The FDA is alerting health care providers that Medtronic has stopped the sale and distribution of the Heartware Ventricular Assist Device (HVAD) System because:
- There is an increased risk of neurological adverse events and mortality associated with the internal pump.
- There is a potential for the internal pump to stop. If the internal pump stops, it may delay restarting or fail to restart.
Both problems may lead to death or serious injuries. Therefore, health care providers should no longer implant the Medtronic HVAD System. Health care providers should continue to manage care of patients with a previously implanted Medtronic HVAD System according to the instructions in the Medtronic Urgent Medical Device Communication Notification letter: Urgent Medical Device Communication Notification Letter. The FDA is issuing this letter to health care providers to ensure that they are informed of this action.
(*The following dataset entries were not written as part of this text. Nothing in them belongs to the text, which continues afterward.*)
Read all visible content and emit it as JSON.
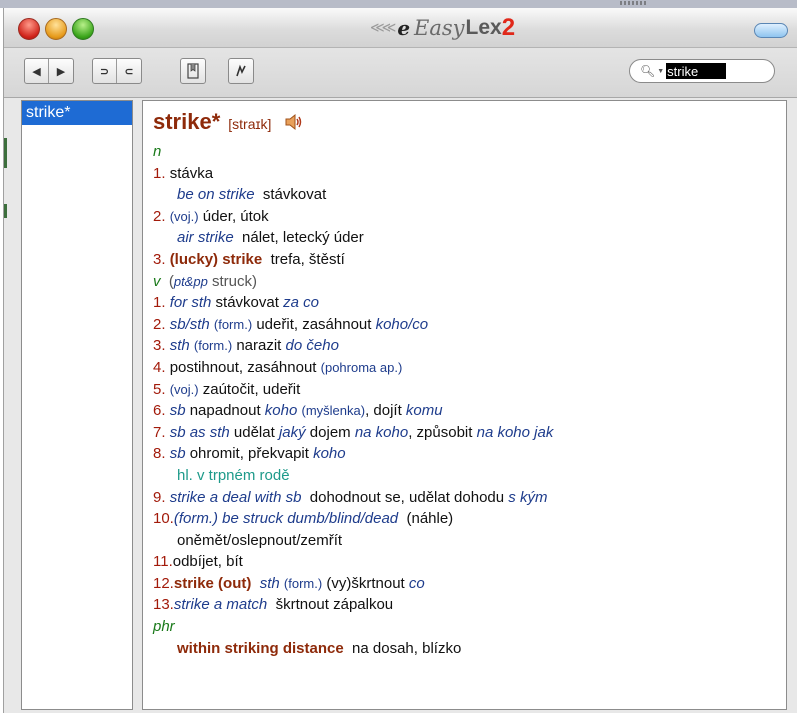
{
  "app": {
    "title_prefix": "e",
    "title_easy": "Easy",
    "title_lex": "Lex",
    "title_version": "2"
  },
  "toolbar": {
    "back_icon": "arrow-left-icon",
    "forward_icon": "arrow-right-icon",
    "undo_icon": "undo-icon",
    "redo_icon": "redo-icon",
    "bookmark_icon": "bookmark-icon",
    "flash_icon": "flash-icon"
  },
  "search": {
    "value": "strike"
  },
  "wordlist": {
    "items": [
      "strike*"
    ]
  },
  "entry": {
    "headword": "strike*",
    "pron": "[straɪk]",
    "n_label": "n",
    "v_label": "v",
    "v_forms_label": "pt&pp",
    "v_forms": "struck",
    "phr_label": "phr",
    "lines": {
      "n1_num": "1.",
      "n1_text": "stávka",
      "n1_ex": "be on strike",
      "n1_ex_tr": "stávkovat",
      "n2_num": "2.",
      "n2_hint": "(voj.)",
      "n2_text": "úder, útok",
      "n2_ex": "air strike",
      "n2_ex_tr": "nálet, letecký úder",
      "n3_num": "3.",
      "n3_bold": "(lucky) strike",
      "n3_text": "trefa, štěstí",
      "v1_num": "1.",
      "v1_ex": "for sth",
      "v1_text": "stávkovat",
      "v1_ex2": "za co",
      "v2_num": "2.",
      "v2_ex": "sb/sth",
      "v2_hint": "(form.)",
      "v2_text": "udeřit, zasáhnout",
      "v2_ex2": "koho/co",
      "v3_num": "3.",
      "v3_ex": "sth",
      "v3_hint": "(form.)",
      "v3_text": "narazit",
      "v3_ex2": "do čeho",
      "v4_num": "4.",
      "v4_text": "postihnout, zasáhnout",
      "v4_hint": "(pohroma ap.)",
      "v5_num": "5.",
      "v5_hint": "(voj.)",
      "v5_text": "zaútočit, udeřit",
      "v6_num": "6.",
      "v6_ex": "sb",
      "v6_text": "napadnout",
      "v6_ex2": "koho",
      "v6_hint": "(myšlenka)",
      "v6_text2": ", dojít",
      "v6_ex3": "komu",
      "v7_num": "7.",
      "v7_ex": "sb as sth",
      "v7_text": "udělat",
      "v7_ex2": "jaký",
      "v7_text2": "dojem",
      "v7_ex3": "na koho",
      "v7_text3": ", způsobit",
      "v7_ex4": "na koho jak",
      "v8_num": "8.",
      "v8_ex": "sb",
      "v8_text": "ohromit, překvapit",
      "v8_ex2": "koho",
      "v8_note": "hl. v trpném rodě",
      "v9_num": "9.",
      "v9_ex": "strike a deal",
      "v9_ex2": "with sb",
      "v9_text": "dohodnout se, udělat dohodu",
      "v9_ex3": "s kým",
      "v10_num": "10.",
      "v10_ex": "(form.) be struck dumb/blind/dead",
      "v10_text": "(náhle)",
      "v10_cont": "oněmět/oslepnout/zemřít",
      "v11_num": "11.",
      "v11_text": "odbíjet, bít",
      "v12_num": "12.",
      "v12_bold": "strike (out)",
      "v12_ex": "sth",
      "v12_hint": "(form.)",
      "v12_text": "(vy)škrtnout",
      "v12_ex2": "co",
      "v13_num": "13.",
      "v13_ex": "strike a match",
      "v13_text": "škrtnout zápalkou",
      "phr1_bold": "within striking distance",
      "phr1_text": "na dosah, blízko"
    }
  },
  "colors": {
    "headword": "#8e2a0a",
    "number": "#a21a0a",
    "example": "#1e3c8c",
    "pos": "#1a7a1a",
    "note": "#1e9a8a",
    "selection": "#1e6bd4"
  }
}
The Medtronic HVAD system is a durable Left Ventricular Assist Device (LVAD) that includes peripheral components (such as controllers, batteries, AC/DC adapters, and carrying case) and was first approved for commercial use in the United States in November 2012. It is approved as a bridge to heart transplantation in patients who are at risk of mortality from end-stage left ventricular heart failure, for heart tissue recovery, and as destination therapy in patients for whom a heart transplant is not planned. Medtronic reports there are currently approximately 2,000 patients implanted with the device in the United States.
There is a growing body of observational clinical comparisons that demonstrates a higher frequency of neurological adverse events and mortality among HVAD System patients as compared to those who receive other commercially available durable LVADs. Medtronic reports there are more than 100 complaints involving a delay or failure to restart of the HVAD internal pump, which led to a total of 14 deaths and 13 pump removals. Medtronic recently recalled a subset of HVAD internal pumps for delayed or failure to restart. For details, see the recall notice, Medtronic Voluntarily Recalled the HVAD Pump Implant Kits Due to Delayed or Failed Restart After the Pump Is Stopped.